Тут Ленин откуда-то выпивку приносит. Муть в бутылке, но чувствуется в ней весьма многообещающая дурь.
– Я, – говорит, – гульнуть сегодня по шалашу с полным разливом желаю. Вот вам спирт, кадетские рожи.
– Где вы достали его, Ульян Владимыч, – спрашивает молодой Маркс и добавляет: – Греческая философия закончилась бесцветной развязкой.
Так прямо и сказал тоже в большом почему-то унынии. Сели мы за стол. Втупякин, как всегда в праздники, нажраться успел и в процедурной дрыхнет. Ленин разливает муть в кружки и поясняет:
– Я своевременно навел порядок в препараторской. Я выбросил, с согласия политбюро, к чертовой бабушке, на свалку истории заспиртованные мозги Канта, Гегеля, мо лодого Маркса и Энгельса. Мы идем, крепко взявшись за руки, дружной кучкой по краю пропасти, и нет у нас голо вокружения от успехов. Спирт же выпьем мы – творцы историй своих болезней, мы – пегвопгоходцы, товагищи мои по конспигации.

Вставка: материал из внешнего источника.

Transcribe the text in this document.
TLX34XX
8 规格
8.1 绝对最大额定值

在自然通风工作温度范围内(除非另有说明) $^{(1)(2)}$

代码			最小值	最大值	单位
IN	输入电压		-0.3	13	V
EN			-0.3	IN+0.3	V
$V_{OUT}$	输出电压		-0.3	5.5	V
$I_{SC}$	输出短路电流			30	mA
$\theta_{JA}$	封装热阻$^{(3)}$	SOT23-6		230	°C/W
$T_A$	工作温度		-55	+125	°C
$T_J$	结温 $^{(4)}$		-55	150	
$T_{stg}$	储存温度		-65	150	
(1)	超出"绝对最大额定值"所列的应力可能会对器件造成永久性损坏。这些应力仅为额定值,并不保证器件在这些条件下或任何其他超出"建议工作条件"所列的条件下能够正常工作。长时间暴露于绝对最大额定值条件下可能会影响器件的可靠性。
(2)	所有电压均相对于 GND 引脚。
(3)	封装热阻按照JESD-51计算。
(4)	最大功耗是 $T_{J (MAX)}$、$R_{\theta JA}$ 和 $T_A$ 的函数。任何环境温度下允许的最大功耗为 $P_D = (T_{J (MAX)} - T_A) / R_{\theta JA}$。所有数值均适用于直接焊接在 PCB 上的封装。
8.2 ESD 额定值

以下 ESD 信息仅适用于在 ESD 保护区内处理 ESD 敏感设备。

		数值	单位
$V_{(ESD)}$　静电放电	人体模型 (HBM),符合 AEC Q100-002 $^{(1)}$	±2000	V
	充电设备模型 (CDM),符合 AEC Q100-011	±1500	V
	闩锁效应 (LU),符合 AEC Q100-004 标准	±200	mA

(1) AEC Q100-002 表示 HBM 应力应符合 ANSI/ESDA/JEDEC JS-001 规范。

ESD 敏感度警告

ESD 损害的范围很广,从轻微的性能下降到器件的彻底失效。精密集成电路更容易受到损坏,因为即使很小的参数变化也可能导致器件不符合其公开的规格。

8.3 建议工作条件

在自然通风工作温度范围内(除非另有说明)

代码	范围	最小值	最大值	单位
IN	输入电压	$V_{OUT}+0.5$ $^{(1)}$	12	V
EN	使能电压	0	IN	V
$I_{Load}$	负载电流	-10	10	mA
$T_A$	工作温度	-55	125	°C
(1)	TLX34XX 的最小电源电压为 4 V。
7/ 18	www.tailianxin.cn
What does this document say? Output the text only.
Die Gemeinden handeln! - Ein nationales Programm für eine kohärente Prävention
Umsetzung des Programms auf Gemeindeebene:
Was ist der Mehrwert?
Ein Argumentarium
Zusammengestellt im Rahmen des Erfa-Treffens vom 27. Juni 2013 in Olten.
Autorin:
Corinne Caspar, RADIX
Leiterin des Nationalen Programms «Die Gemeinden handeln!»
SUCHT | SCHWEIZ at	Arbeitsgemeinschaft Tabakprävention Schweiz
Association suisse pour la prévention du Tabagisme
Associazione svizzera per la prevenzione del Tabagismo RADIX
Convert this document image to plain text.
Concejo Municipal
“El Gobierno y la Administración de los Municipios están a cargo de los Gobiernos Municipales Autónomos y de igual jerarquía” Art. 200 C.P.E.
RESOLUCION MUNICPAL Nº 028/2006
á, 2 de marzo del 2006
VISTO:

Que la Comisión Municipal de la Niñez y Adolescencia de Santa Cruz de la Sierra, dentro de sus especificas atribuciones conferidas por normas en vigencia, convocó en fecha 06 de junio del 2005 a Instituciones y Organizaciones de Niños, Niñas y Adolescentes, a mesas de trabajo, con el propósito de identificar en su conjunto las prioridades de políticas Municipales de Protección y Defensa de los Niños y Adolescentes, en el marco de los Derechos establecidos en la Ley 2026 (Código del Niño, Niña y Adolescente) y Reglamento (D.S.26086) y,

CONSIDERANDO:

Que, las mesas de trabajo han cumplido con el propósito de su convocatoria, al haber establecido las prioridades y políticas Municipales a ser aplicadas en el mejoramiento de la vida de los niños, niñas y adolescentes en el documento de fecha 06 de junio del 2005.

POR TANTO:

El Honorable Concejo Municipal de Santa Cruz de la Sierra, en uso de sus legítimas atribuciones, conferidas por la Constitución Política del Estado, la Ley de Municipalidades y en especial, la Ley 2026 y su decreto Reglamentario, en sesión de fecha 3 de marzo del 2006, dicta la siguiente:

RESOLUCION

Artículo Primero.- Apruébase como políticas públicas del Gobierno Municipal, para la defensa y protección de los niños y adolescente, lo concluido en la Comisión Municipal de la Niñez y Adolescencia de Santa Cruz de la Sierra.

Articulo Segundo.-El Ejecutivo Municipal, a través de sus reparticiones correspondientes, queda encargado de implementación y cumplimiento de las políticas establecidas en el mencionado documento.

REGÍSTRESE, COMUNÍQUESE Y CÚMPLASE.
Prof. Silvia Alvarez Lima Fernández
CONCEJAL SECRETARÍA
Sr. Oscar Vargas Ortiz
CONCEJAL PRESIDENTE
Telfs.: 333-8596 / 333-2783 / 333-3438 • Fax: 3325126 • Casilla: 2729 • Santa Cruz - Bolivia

Он иногда, входя в раж, картавить начинал. Маркс не унимается:
– А почему вы не выбросили на ту же свалку мозги Сталина, Хрущева, Буденного, Ворошилова и бровастой жалкой марионетки военно-партийного комплекса?
– Потому что, батенька, мозгов-то у них как газ не ге-квизиговали по пгичине полного их отсутствия в чегепах, – ответил Ленин и, потирая ручки, засмеялся, довольный… Шарахнули грамм по сто для начала.
– Умнейшая настоечка, – крякнул Ильич.
– На ваших сифилисных полушариях так бы не настоялась, – подъялдыкивает молодой Маркс. Диссиденты пить не стали. Они отошли слегка после блокады психики и притихли. С умом начали действовать, в отличие от меня.
Захмелел я от ленинской тошниловки, вонь от нее во рту и в брюхе жжение. Подвожу в душе итог безобразной жизни, обросшей ложью. Страшный итог. Спившаяся голова, две праздных руки и неприкаянная одна нога. Протез переломан об башку Втупякина. Верный костыль имеется и палка. Перспектив же нет никаких, кроме втупякинских кулачин и ядов на воле и в дурдоме. Слез и то на сегодня больше нет. Иссяк источник слез. Последние минутки, понимаю, мне остаются. Обвожу вполне нормальным взглядом действительность. Одно уныние. С Обезьяной – плевать на то, что он сексот-стукач-наседка, – и то веселей было. Прыгает, бывало, с койки на койку и наяривает на ходу свою женилку неутомимой волосатой лапой, и орет:
– Мы-мы-мы-мы жи-жи-живем в пер-пер-первой фафа-фа-зе-зе коммунистической формации… разведем Круп скую пожи-же-же-же, на всех хватит.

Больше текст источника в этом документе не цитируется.